The University of Arkansas at Pine Bluff was created by the Arkansas Legislative Act of 1873. The University was established for the "convenience and well-being of the poorer classes” which meant African Americans in the state. The University of Arkansas at Pine Bluff is the oldest historically black institution of higher education in the state and is the second oldest public university after the University of Arkansas. It is popularly known as the "Flagship of the Delta."
The university was founded as the Branch Normal College and was nominally part of the "normal" (education) department of Arkansas Industrial University which later became the University of Arkansas. It expanded under the 1890 amendments to the Morrill Land-Grant Colleges Act which required states that closed their colleges and universities to blacks to establish a separate institution for them.
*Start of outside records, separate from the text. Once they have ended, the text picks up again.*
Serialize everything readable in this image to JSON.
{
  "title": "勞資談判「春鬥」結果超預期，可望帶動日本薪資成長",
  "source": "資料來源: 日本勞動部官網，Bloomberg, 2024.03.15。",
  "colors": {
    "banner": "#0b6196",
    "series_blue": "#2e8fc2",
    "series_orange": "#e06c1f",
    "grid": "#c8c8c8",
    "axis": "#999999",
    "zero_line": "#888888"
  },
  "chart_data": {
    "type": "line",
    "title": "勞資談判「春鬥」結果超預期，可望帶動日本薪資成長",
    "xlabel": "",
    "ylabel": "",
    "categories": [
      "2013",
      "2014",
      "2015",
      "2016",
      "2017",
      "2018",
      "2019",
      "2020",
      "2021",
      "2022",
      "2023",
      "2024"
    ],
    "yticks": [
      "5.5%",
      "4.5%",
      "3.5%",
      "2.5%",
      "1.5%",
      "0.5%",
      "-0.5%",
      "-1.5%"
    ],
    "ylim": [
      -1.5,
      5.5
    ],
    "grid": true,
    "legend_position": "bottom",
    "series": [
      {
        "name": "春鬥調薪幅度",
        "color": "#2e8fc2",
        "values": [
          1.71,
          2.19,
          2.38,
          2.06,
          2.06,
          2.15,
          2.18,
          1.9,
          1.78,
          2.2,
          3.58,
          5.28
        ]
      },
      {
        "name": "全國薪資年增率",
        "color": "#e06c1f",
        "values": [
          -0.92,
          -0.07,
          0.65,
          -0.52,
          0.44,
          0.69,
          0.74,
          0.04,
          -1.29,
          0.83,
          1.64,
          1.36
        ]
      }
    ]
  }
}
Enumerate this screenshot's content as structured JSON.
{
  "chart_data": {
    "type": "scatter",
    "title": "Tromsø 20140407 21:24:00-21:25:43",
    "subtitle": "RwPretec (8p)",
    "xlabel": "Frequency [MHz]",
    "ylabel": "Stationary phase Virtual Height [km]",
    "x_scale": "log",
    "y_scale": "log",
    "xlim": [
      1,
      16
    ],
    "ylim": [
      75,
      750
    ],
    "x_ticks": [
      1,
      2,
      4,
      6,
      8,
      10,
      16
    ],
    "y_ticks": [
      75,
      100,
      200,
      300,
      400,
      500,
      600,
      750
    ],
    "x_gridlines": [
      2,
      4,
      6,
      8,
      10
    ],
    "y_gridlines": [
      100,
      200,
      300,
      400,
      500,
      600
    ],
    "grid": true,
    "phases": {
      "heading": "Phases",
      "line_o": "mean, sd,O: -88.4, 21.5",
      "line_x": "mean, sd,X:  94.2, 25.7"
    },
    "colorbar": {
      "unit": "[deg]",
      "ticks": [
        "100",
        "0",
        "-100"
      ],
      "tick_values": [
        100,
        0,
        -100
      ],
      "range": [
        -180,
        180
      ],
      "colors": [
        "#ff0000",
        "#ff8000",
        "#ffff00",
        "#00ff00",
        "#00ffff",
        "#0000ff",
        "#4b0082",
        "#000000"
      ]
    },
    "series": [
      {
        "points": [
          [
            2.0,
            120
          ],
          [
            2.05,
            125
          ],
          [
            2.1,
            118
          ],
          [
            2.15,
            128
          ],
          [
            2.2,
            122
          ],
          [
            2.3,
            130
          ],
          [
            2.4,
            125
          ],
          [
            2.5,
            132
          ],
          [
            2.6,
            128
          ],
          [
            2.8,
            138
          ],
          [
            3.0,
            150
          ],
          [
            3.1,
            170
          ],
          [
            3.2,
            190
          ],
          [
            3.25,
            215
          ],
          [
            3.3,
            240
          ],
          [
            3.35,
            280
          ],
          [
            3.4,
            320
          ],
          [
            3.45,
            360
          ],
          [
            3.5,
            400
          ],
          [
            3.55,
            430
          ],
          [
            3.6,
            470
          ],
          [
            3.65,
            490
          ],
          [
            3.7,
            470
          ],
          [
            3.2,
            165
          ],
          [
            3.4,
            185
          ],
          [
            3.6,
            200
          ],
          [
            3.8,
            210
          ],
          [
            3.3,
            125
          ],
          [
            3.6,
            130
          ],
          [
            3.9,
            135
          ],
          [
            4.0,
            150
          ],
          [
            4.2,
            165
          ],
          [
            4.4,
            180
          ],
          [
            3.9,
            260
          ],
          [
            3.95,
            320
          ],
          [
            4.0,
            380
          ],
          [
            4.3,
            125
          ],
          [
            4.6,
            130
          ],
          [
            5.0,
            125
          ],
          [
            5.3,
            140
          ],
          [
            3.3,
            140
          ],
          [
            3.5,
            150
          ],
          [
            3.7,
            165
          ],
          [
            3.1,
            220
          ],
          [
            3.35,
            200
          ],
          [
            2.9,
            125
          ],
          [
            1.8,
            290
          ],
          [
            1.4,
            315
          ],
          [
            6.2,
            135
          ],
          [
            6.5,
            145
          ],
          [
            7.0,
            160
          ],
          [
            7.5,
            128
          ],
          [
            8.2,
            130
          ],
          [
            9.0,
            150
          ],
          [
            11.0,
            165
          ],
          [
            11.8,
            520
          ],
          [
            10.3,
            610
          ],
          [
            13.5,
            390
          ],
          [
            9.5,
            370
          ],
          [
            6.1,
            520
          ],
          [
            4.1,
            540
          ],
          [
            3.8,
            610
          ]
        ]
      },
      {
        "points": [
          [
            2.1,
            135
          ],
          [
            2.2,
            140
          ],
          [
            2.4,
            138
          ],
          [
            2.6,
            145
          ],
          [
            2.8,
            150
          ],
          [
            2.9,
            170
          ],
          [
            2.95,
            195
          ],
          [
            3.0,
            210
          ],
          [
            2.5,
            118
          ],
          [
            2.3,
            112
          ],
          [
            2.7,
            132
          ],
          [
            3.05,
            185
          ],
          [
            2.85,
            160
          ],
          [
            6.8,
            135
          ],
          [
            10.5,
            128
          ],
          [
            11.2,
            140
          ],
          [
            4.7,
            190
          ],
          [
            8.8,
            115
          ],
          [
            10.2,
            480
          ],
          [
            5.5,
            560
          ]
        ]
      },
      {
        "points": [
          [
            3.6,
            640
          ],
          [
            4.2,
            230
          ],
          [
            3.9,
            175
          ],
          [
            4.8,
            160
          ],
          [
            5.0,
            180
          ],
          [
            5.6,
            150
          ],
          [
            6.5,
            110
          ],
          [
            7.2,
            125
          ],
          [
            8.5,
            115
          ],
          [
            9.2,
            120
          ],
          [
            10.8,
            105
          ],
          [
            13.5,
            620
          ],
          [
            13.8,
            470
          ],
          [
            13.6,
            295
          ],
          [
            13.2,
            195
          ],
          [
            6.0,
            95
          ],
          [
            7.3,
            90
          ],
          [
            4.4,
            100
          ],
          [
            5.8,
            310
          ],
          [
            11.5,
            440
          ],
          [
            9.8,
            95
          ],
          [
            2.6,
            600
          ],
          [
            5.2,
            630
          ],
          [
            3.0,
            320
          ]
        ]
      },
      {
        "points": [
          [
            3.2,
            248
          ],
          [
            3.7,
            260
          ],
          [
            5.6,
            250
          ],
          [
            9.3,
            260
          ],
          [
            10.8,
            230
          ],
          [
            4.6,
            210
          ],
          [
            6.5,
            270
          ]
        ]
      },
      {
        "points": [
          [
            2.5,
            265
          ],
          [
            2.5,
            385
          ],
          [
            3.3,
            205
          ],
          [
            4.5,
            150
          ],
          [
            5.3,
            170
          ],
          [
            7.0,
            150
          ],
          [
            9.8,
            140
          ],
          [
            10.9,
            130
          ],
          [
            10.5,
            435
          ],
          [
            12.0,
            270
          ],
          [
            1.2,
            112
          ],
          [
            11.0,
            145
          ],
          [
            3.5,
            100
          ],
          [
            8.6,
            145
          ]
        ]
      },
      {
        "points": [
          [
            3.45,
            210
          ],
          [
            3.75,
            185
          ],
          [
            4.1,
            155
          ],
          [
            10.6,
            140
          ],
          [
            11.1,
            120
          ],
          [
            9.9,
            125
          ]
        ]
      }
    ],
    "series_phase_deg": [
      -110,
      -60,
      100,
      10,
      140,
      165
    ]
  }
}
The new college also expanded its curriculum to provide training in agriculture and mechanics as well as practical education for the laboring classes.
In 1927 the institution severed its ties with the University of Arkansas and became known as Arkansas Agricultural, Mechanical & Normal (AM&N) College. It rejoined the greatly expanded University of Arkansas System in 1972 as a full campus within the state educational complex. It also adopted its current name and university status with that affiliation.
Currently, enrollment at the University of Arkansas Pine Bluff is approximately 3,525 with African Americans comprising 95% of the student body. The top three educational programs offered at the University are business, nursing, and criminal justice. Since 1988 the university has developed a reputation as one of the leading research institutions in aquaculture (fish farming). It has Arkansas’s only comprehensive program in that field which is a $1.2 industry in the Mississippi Delta region.